Muitos sabem que o Japão é um país de cultura e costumes próprios, orgulhoso de suas tradições.

Sobrevivendo há séculos de intempéries naturais como terremotos e tufões uma nação geograficamente minúscula, com poucos recursos, saiu bastante fragilizada da 2ª guerra mundial para tornar-se a 3ª maior economia do mundo e figurar entre as 30 melhores no índice de desenvolvimento humano.

Entretanto o Japão tem problemas frutos de sua própria cultura, mentalidade e do estresse em fazer mais com menos. Ao passo que abraça o futuro tecnológico com pesquisas avançadas em robótica, o país tem dificuldades em abandonar ideias que perdem o apelo há cada dia. 

Para citar um exemplo, muitos japoneses preferiam Tvs CRT's e celulares flips numa época onde Tvs LCD's e Smartphones já eram regra de mercado.

Este mesmo pensamento domina e engessa a criatividade de autores de novels e mangás no país, refletindo nos estúdios que produzem animes dessas obras. Após 10 anos de domínio dos isekais de aventura e fantasia medieval mais adaptações neste estilo continuam sendo aprovadas trazendo enredos manjados, reciclados, com personagens genéricos tendo pouco ou nada a acrescentar a indústria.

Esta dificuldade/receio/preguiça em criar algo novo tem causado um desinteresse crescente por essas séries, ainda mais com concorrentes de peso incluindo videogames e novos serviços de streaming.

Embora os primeiros artistas gráficos tenham iniciado seus trabalhos no início do século XX, a animação japonesa começou p'ra valer na década de 1960 e até meados dos anos 1980 era vista como algo exclusivo do país.

Mas a partir da década de 1990 o Japão decidiu: "Vamos fazer os animes dominarem o mundo!" A iniciativa abriu portas para novos autores e estúdios interessados em criar algo esteticamente japonês mas que tivesse apelo ocidental.

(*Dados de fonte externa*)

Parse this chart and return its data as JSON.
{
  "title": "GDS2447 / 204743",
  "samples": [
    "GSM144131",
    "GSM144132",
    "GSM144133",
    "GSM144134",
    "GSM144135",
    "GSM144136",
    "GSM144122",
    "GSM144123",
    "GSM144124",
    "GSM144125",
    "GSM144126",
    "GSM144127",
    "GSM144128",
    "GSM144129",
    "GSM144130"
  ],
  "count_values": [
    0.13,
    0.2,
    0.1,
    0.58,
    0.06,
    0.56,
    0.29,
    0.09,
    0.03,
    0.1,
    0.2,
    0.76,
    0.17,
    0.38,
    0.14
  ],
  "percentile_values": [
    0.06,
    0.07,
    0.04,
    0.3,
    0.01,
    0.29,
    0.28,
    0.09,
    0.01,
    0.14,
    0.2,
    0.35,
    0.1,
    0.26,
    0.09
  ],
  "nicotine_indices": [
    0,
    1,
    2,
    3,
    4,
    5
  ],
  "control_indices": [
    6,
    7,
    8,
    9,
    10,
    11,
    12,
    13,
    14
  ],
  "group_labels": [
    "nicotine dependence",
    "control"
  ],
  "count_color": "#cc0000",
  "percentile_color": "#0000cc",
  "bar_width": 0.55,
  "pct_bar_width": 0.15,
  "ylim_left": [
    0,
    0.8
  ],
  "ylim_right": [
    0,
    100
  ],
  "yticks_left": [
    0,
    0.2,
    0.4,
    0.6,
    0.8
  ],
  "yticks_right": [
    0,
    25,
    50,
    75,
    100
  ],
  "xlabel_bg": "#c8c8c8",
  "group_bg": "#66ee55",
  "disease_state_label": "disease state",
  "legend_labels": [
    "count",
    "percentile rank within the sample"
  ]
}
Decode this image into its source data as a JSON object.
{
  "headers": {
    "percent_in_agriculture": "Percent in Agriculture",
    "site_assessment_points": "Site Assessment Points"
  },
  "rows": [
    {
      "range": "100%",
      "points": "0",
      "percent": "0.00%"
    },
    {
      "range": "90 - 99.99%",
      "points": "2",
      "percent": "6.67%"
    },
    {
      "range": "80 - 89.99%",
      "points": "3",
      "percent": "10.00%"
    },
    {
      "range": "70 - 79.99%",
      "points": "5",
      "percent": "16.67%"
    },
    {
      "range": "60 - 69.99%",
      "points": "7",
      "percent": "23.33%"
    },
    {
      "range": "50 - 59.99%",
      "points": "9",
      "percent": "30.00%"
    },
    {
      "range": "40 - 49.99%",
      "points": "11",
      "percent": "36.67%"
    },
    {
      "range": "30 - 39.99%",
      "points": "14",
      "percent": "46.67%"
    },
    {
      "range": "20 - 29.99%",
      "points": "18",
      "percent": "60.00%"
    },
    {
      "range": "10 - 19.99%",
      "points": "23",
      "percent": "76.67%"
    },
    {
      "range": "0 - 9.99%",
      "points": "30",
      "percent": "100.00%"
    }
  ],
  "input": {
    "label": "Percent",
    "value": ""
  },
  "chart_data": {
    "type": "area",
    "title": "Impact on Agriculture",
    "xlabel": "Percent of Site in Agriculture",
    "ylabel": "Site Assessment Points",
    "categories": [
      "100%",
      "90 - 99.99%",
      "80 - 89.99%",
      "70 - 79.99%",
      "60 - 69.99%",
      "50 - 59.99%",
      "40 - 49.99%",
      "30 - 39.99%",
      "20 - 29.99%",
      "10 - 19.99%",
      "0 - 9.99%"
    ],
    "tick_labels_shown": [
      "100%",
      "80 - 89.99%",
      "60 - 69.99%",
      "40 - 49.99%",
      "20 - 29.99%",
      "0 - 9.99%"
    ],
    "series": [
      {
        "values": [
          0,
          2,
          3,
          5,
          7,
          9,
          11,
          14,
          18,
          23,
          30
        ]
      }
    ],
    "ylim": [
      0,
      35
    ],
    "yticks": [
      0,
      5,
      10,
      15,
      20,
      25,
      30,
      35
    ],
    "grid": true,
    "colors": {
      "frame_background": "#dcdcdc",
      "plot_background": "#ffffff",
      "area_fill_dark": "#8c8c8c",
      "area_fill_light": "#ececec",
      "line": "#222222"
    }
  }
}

Entre os frutos da empreitada surgiram obras icônicas tipo: Akira, Ghost In The Shell, Macross e Cowboy Bebop para citar algumas.

No entanto hoje a iniciativa parece abandonada sendo poucas as obras voltadas ao público jovem-adulto em meio aos isekais genéricos e as comédias românticas levesTudo no Japão atualmente precisa ser "doce" e "fofinho" para supostamente fazer sucesso. Não há problema em aplicar tais elementos em obras que se propõem, não me entendam mal, porém é fato que histórias com apelo mais "realista" ou "pé no chão" estão sendo brutalmente marginalizadas pelo mercado. 

Alguns diretores já alertam: Assim como o estilo "moe" poderia ter arruinado a animação japonesa caso durasse mais tempo, algo deve ser feito para mudar o cenário atual! Até porque, devido o streaming, o ocidente ganha mais importância há cada ano.